DÜL DÜL
işte bu benim çocukluğumun arabası, geçen günlerden herhangi bir gün hurdacıya verdiğimiz araba..
eğer babamın yanında olsaydım arabayı hurdacıya verdiğimizde babamın gözlerinin dolduğunu görürdüm. ısparta izmir yollarında defalarca yolda kaldık. ya gaz telimiz takılır, ya debriyaj telimiz kopardı ya da tekerleğimiz patlar, istepnesiz yollarda kalırdık. uzaktan polisleri görünce freni tutmayan arabayı durdurabilmek için metreler öncesinden freni pompalamaya başlar, polisleri geçtikten sonra durabilirdik. yokuş aşağı inerken balata kokusuyla içimizi bayar, yokuşlarda su kaynatırdı. babam "su kaynattı" derdi, göstergesi bozuk, arabadan dumanlar gelince farkederdik. mesela hararet yapan arabaya su dökülmeyeceğini çok küçük bir kızken öğrendim, balata kokusunu da. hepsini şu gördünüz müthiş arabada yaşadım.

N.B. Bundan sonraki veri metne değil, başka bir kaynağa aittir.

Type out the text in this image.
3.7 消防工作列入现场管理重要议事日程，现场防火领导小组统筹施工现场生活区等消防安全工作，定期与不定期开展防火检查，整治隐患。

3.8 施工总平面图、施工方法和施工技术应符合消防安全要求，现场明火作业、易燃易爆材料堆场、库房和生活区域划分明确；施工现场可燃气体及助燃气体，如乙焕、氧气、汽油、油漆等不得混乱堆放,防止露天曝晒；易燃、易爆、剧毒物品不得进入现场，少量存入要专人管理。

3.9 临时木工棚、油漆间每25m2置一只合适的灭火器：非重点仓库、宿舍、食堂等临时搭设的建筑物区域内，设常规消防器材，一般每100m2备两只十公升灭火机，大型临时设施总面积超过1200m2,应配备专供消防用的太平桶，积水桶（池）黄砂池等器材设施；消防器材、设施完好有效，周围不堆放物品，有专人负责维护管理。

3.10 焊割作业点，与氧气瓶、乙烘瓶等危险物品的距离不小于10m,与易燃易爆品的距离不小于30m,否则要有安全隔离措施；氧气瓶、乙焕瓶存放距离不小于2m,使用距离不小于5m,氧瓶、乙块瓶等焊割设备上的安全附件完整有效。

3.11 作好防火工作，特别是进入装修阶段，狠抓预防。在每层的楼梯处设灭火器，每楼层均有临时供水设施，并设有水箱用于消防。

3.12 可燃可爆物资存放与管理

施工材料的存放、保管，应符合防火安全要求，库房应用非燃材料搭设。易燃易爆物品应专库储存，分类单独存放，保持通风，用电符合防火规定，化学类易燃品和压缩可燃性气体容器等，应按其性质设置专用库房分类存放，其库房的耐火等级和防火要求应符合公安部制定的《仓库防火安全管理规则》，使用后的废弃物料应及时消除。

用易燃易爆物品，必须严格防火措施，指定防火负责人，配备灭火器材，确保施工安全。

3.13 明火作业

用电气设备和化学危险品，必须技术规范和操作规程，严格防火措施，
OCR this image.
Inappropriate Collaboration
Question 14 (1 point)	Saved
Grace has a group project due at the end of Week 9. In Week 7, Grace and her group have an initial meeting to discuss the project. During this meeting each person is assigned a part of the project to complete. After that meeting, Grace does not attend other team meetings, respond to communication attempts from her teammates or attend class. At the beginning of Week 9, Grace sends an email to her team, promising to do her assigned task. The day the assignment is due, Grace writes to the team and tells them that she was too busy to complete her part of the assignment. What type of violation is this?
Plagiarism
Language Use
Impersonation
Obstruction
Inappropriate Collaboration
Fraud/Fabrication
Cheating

direksiyona ilk bu arabada oturdum. babam bana dedi ki;" eğer bu arabayı kullanırsan her arabayı kullanırsın." ben bu arabada araba kullanmayı öğrendim. o zamanlar babamın ve benim ilk göz ağrımız otuzlarındaydı. toprak yolda direksiyonu 45 derece çevirmek için iki elimle sarsmam, vitesi birden ikiye geçirmek için direksiyonu bırakıp,tüm gücümle vitesi çekiştirmem gerekiyordu. ben bu arabada araba kullanmayı öğrendim ve tüm arkadaşlarımın bana saygısı büyüktür bu yüzden. ilk göz ağrım, yaşasaydı kırklı yaşlarda olacaktı..
3 yorum:
Kendisini tanımadım veya kullanmadım lakin anlatılanlara bakılırsa karakter sahibi bir makina imiş. Dominant olana karşı verdiği anarşist mücadeleyi takdir etmemek elde değil.
RIP
sevgili bonsai seni bu arabayı kullanırken hayal edemiyorum. kusuruma bakma.
bu ne arabanın ne de senin suçun değil... hayal gücüm dar sanırım...
pek sevgili çölde gezen, bana çok daha iyilerini yakıştırdığını biliyorum ama biraz karakteristik şeyleri sevmeyi öğrenmelisin. hayatta her zaman en pahalısı, en kalitelisi en şatafatlısı, en iyisi anlamına gelmiyor. alışman zaman alıyor biliyorum, anlayışla karşılıyorum.